Deutungen

Wir leben von Deutungen. Schon ein neu geborenes Kind deutet Berührungen, Lichteindrücke, Töne. Und von Anfang an kämpfen wir mit Fehldeutungen.

Mir scheint, als habe mich dies Problem immer beschäftigt. Und als habe es mich mehr beschäftigt als die Menschen, die mich umgeben.

Habe ich das richtig verstanden? Diese Miene, diese Geste, dieses Wort? Kann ich mich auf meine Deutung verlassen? Ist sie sachgerecht, wird sie meinem Gegenüber gerecht? Oder täusche ich mich?

Eine vergnügliche Sache ist das Forschen nach den Vorfahren. Manchmal merke ich, dass ich weiter gar nichts will: wissen, wer sie waren, wo sie lebten und ihr Lebensgefühl nachempfinden, als wären sie ein Stück von mir.

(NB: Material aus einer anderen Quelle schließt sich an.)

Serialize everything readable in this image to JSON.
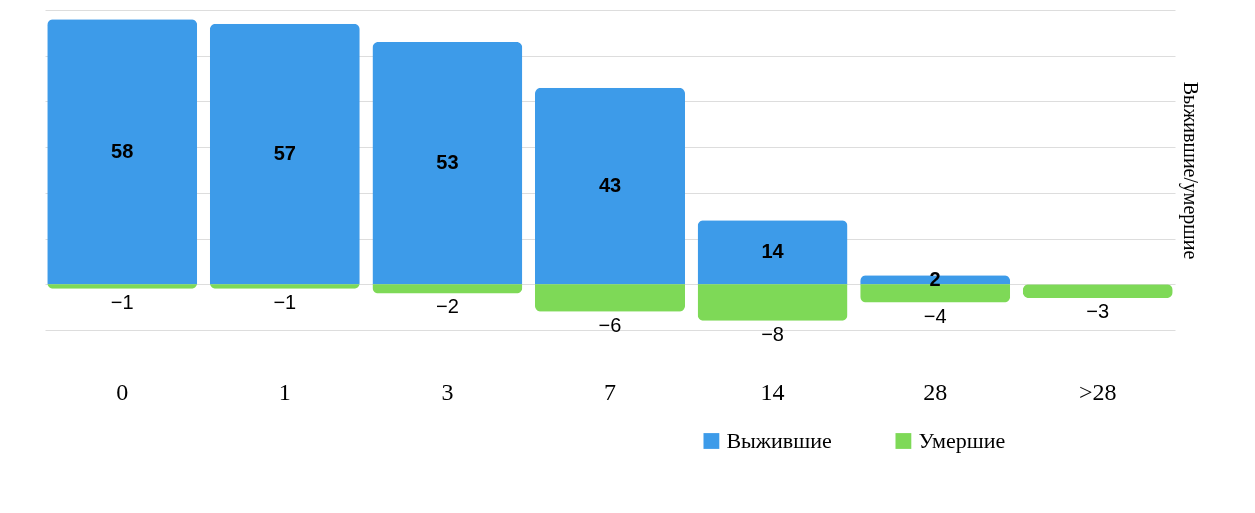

Aber manchmal möchte ich über meine Entdeckungen reden. Ich möchte sogar über meine Funde schreiben. Denn Schreiben ist neben Forschen mein zweites großes Vergnügen. Und schon habe ich ein Problem: Wie ordne ich meine Familiengeschichte?

Christa Lippold, geb. von Mering: Familiengeschichte

Zuerst veröffentlicht in: EKKEHARD, Familien-und regionalgeschichtliche Forschungen, Hallische Familienforscher "EKKEHARD" e.V. Neue Folge 7 (2000), Heft 3, S. 52

Zweitens veröffentlicht in: Mitteilungen der Westdeutschen Gesellschaft für Familienkunde, Bd. 42, Jg. 93 Heft 4, Oktober - Dezember 2005, S. 107

I. Einer meiner Nachbarn wollte mir gerne etwas Gutes tun. Und er kopierte mir aus dem Internet ein Genealogisches Programm. Cumberland Family Tree heißt das Programm und nach allem, was ich sehen kann, gehört der Autor derselben Kirche der Heiligen der Letzten Tage an, zu denen auch die Leute in der Wartenau 20 in Hamburg zählen, bei denen ich schon seit Monaten Kirchenbuchfilme durchsuche.

Der Autor von Cumberland Family Tree nennt sich Ira Johan Lund, ist natürlich Amerikaner, aber mit norwegischem Hintergrund, und hat, damit er die Nuancen seines Programms zeigen kann, eine Amerikanerin, die aus China stammt, zur Frau. Da ich keine andern Programme kenne, ist die Beurteilung für mich schwer. Ich sehe aber, daß es gegenüber dem, was ich mir selbst an Methoden erarbeitet habe, einige Vorteile bietet. Der größte scheint mir zu sein, daß die Regeln formuliert sind. Wenn ich meine Forschung niederlege, kann ein anderer an Hand dieser Regeln fortfahren. Das ist bei meinem sehr persönlichen Vorgehen, wo so vieles auf meinem Gedächtnis beruht, nur bedingt möglich.

Eins fällt mir sehr auf: Ira Johan Lund erweckt den Eindruck, als sei er am Gelingen meines Stammbaums persönlich interessiert. Und so rät er: Verliere nie dein Ziel aus den Augen! Bedenke immer, was du erreichen möchtest, und konzipiere deine Forschung dementsprechend.